Truist Bank, one of the largest commercial banks in the United States, has confirmed a cybersecurity breach after stolen data appeared for sale on a hacking forum. The breach, which occurred in October 2023, was brought to light when a threat actor, identified as Sp1d3r, posted the bank’s data online.

Details of the Breach

Headquartered in Charlotte, North Carolina, Truist Bank was formed in December 2019 through the merger of SunTrust Banks and BB&T (Branch Banking and Trust Company). The bank, now with total assets of $535 billion, offers a variety of financial services, including consumer and small business banking, commercial banking, corporate and investment banking, insurance, wealth management, and payment services.

The breach reportedly involves sensitive information from 65,000 employees, including bank transactions with names, account numbers, balances, and the source code for Truist’s Interactive Voice Response (IVR) system. Sp1d3r is attempting to sell this data for $1 million, according to DarkTower intelligence analyst James Hub, who first spotted the listing.

In a statement, a Truist Bank spokesperson confirmed the October 2023 cybersecurity incident and emphasised that it was swiftly contained. The bank worked with external security consultants to investigate the breach, enhance security measures, and notify affected clients. Initially, only a small number of clients were informed, but additional clients have been notified as the investigation continues to uncover new information.

The spokesperson clarified that this incident is not connected to the ongoing Snowflake attacks, stating, "We have found no evidence of a Snowflake incident at our company." They also noted that Truist Bank regularly collaborates with law enforcement and cybersecurity experts to safeguard its systems and data. To date, there have been no indications of fraud resulting from this breach.

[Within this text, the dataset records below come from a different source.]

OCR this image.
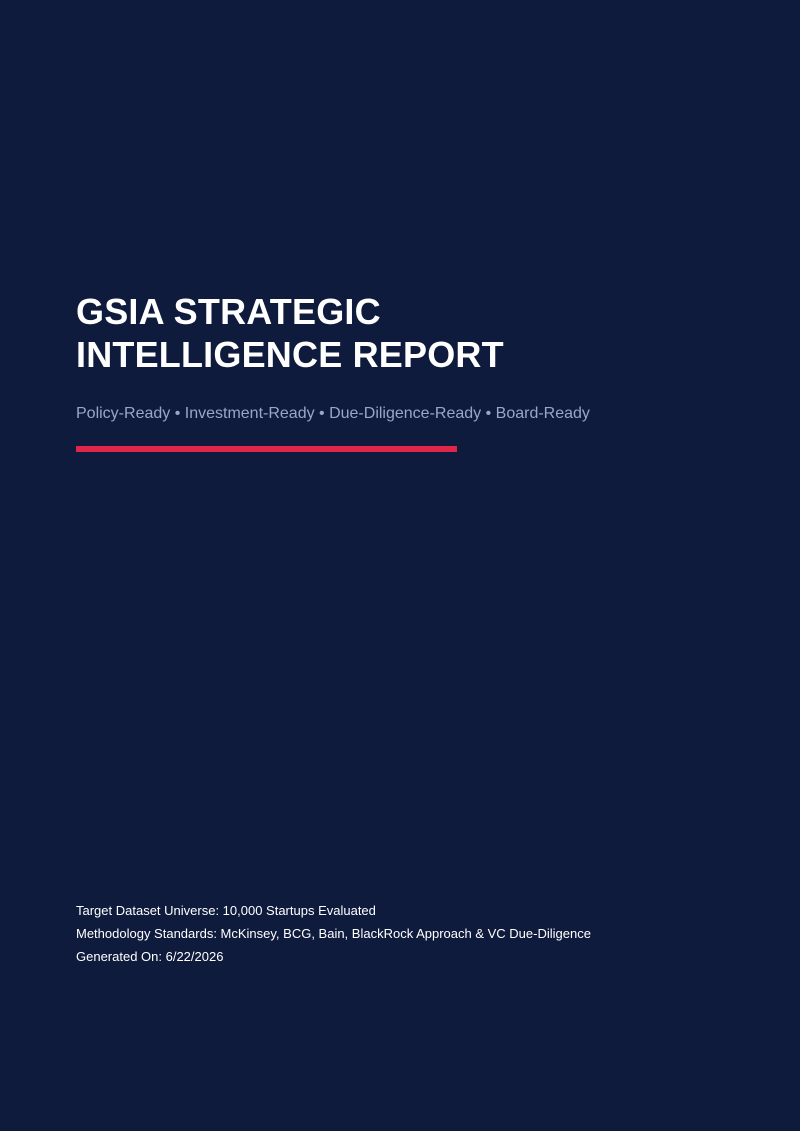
GSIA STRATEGIC
INTELLIGENCE REPORT
Policy-Ready • Investment-Ready • Due-Diligence-Ready • Board-Ready
Target Dataset Universe: 10,000 Startups Evaluated
Methodology Standards: McKinsey, BCG, Bain, BlackRock Approach & VC Due-Diligence
Generated On: 6/22/2026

Other Breaches Linked to Sp1d3r

Sp1d3r is also selling data stolen from the cybersecurity firm Cylance for $750,000. This data reportedly includes 34 million customer and employee emails, along with personally identifiable information. Cylance confirmed that the stolen data is from 2015-2018 and was taken from a third-party platform.

In another incident, Sp1d3r had previously listed 3TB of data stolen from Advance Auto Parts, a provider of automotive aftermarket parts, on the same hacking forum. This data was reportedly taken from Advance’s Snowflake account.

The confirmation of Truist Bank’s data breach highlights the persistent threat of cyberattacks on major financial institutions. Truist Bank remains committed to securing its systems and protecting client information as investigations continue. In the era of digitalisation it is highly imperative to stay three steps ahead of how technology is being leveraged towards attacking sensitive data and institutional information.